私は実に先生をこの雑沓(ざっとう)の間(あいだ)に見付出したのである。

(同上)

この一文は、映画の冒頭の「つかみ」のように、僕だけでなく、多くの読者、特に男性の読者に意外感を与えることだろう。ささやかではあるが、確かな驚きである。

なぜかぴちぴちギャルが向こうから近づいてきて、ウィットに富んだ会話をしているうちに一つのベッドで一緒になる、というような村上春樹的な物語展開とは一線を画している。

それはそれとして、鎌倉の夏の海岸における「私」のこの意外な目の付け所に、僕は注目したい。

情報化社会と言われるようになって久しく、僕たちは情報の獲得という点で飛躍的に豊かなになった。しかし、有益な情報に瞬時にアクセスできるようになった一方、愉快ではあるがある意味で空虚(くうきょ)な情報の誘惑にほとんど常に晒される、という事態にもなった。
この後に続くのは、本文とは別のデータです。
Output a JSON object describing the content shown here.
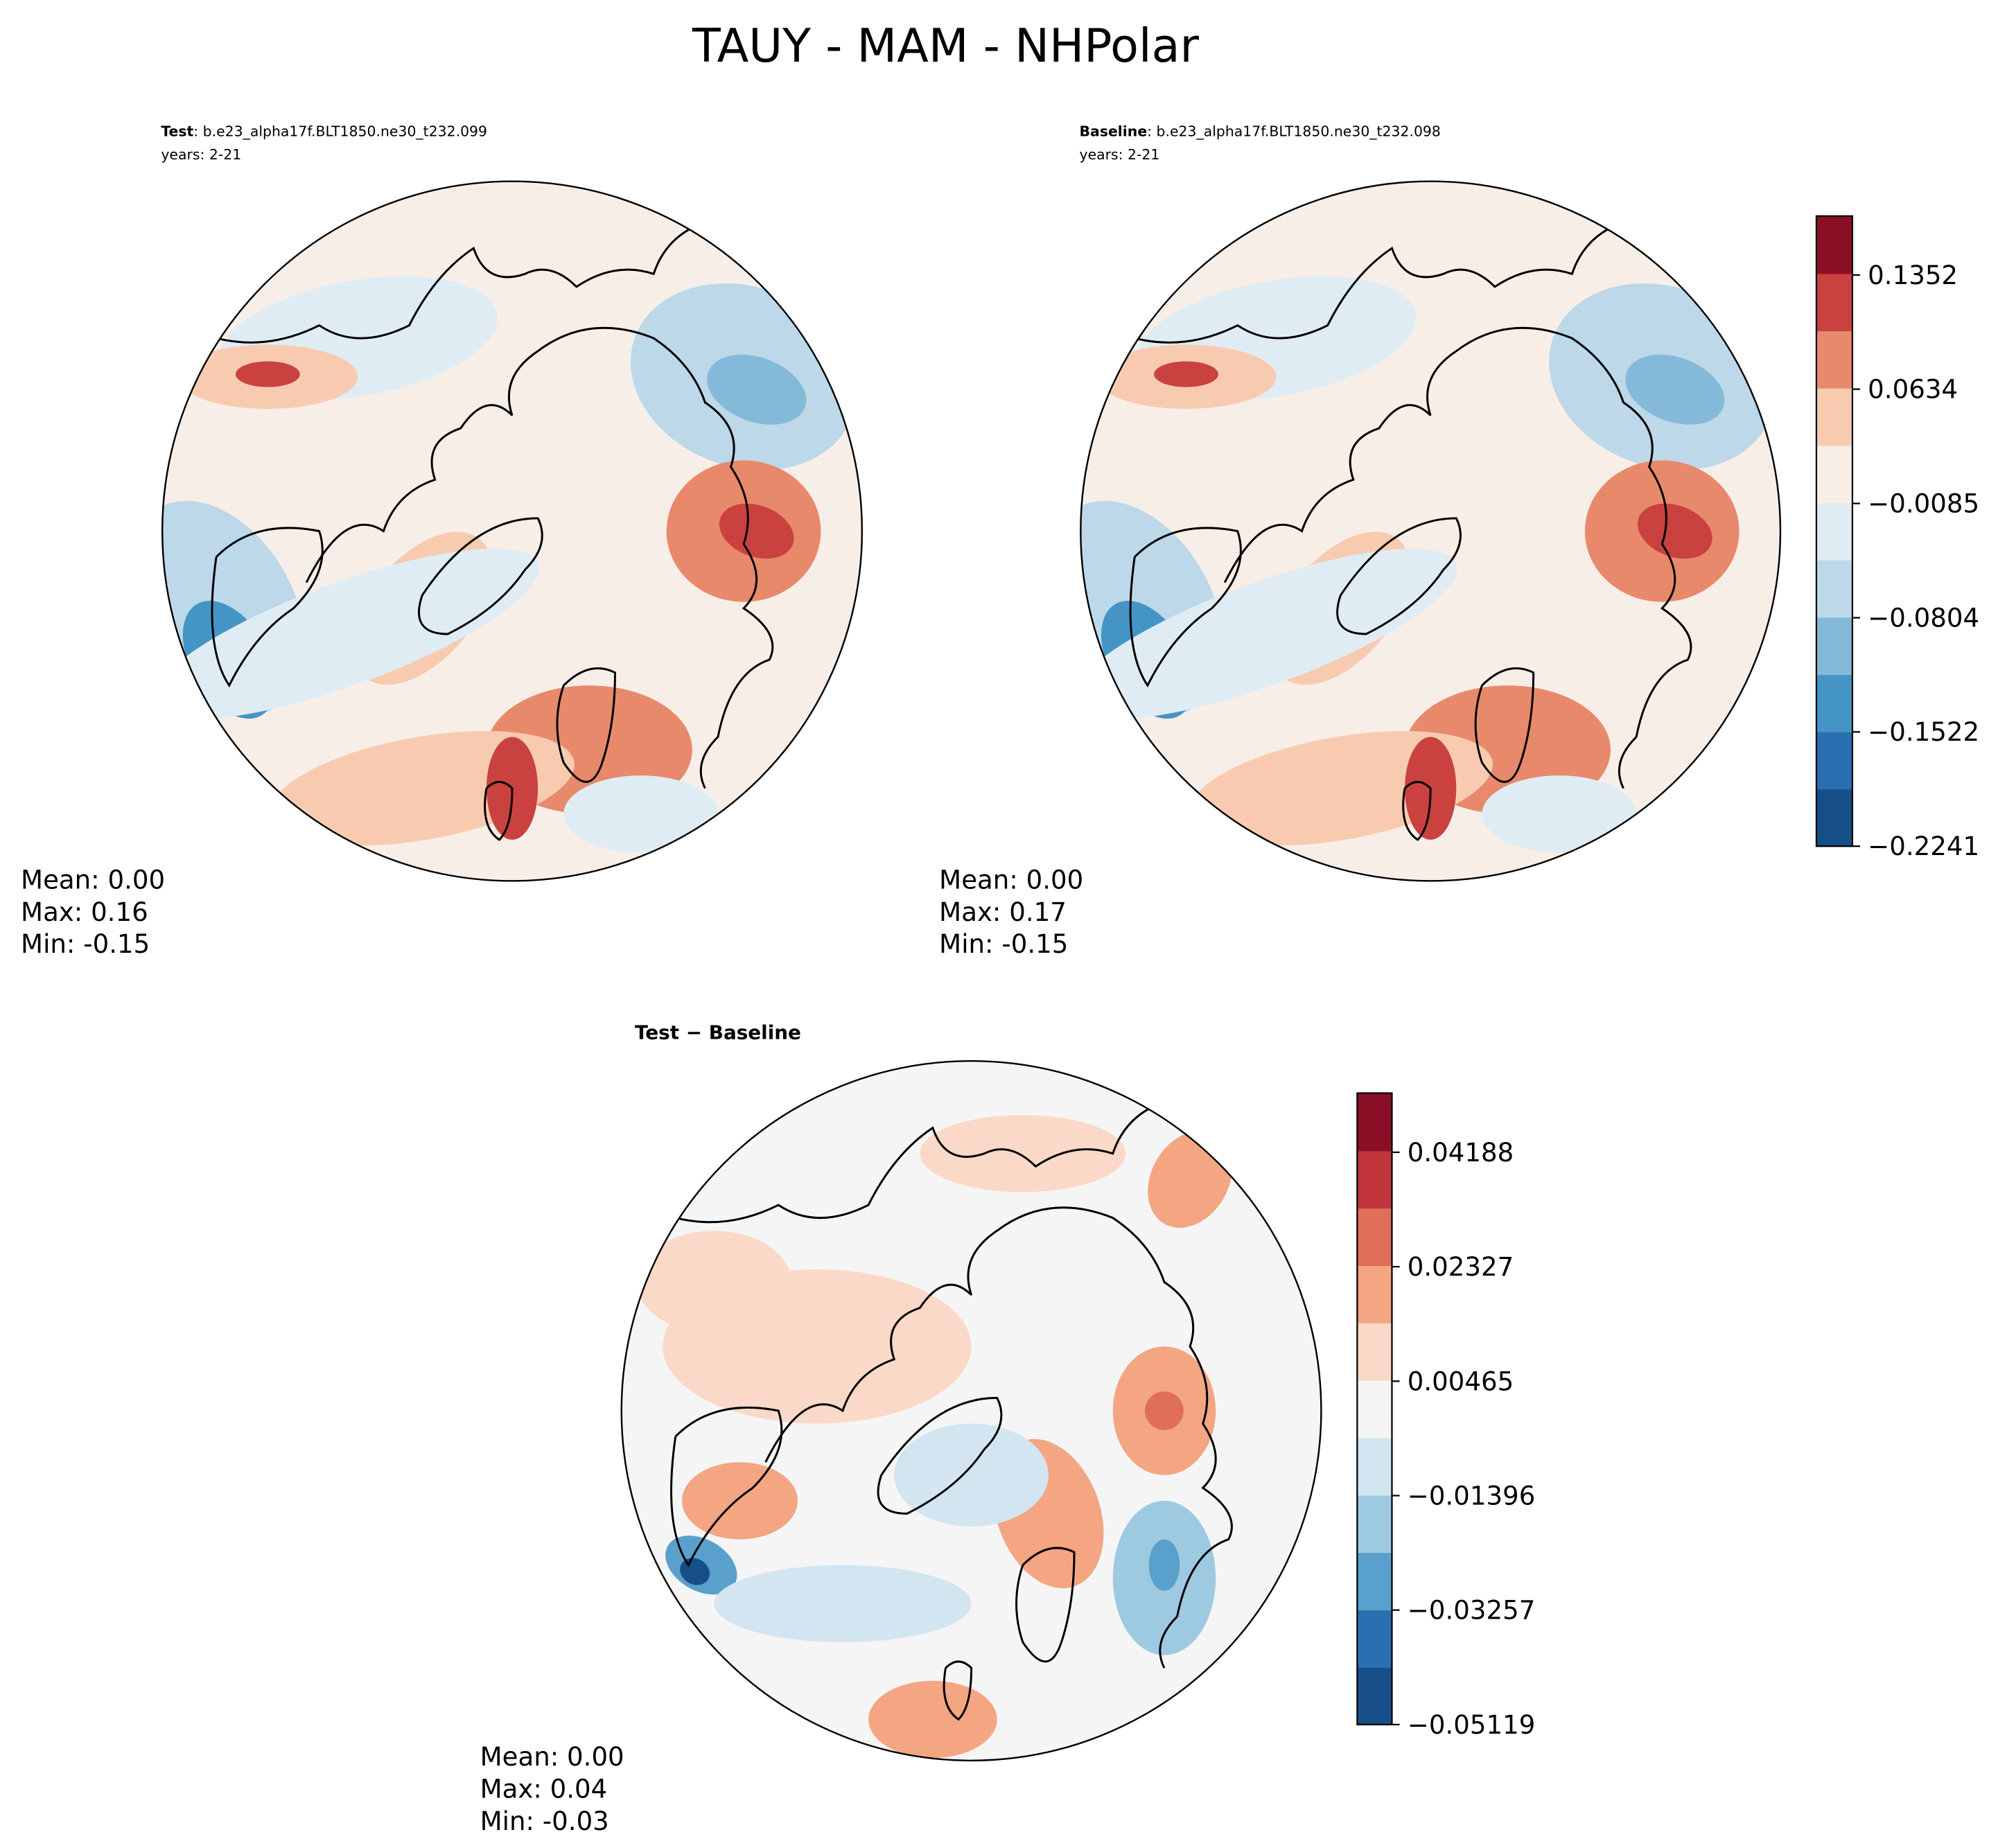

それはあたかも「私」が訪れたぴちぴちギャルが多くいるであろう鎌倉の海水浴場に絶えずいるようなものだ。

例えば、

「石原さとみのセクシー過ぎるノーバン投球」

「元農林水産大臣○○氏(89)が語る大学時代の恩師の思い出」

という2つの見出し記事がPCやスマホのディスプレイに並んでいる場合、おそらく多くの人が石原の方をクリック(あるいはタッチ)するのではないだろうか。それは若い男性においては特に顕著であるだろう。

しかしこれと似た状況である鎌倉の海水浴場で、「私」は、「ぴちぴちギャル」ではなく、「先生」をクリックしたのだ。そして、そこからこの『こころ』という、出版から一世紀以上経った現在でも多くの読者を魅了してやまない、物語は始まっていくのである。

『こころ』の冒頭は、男の性(さが)を乗り越えた、「先生」という一見味気のないところからでも、興味深い物語が展開し得ることを教えてくれる。 

もちろんそれが「ぴちぴちギャルの先生」であってもいいのではあるが。

★★★

 じっくり読み、じっくり考えれば、何でも面白い。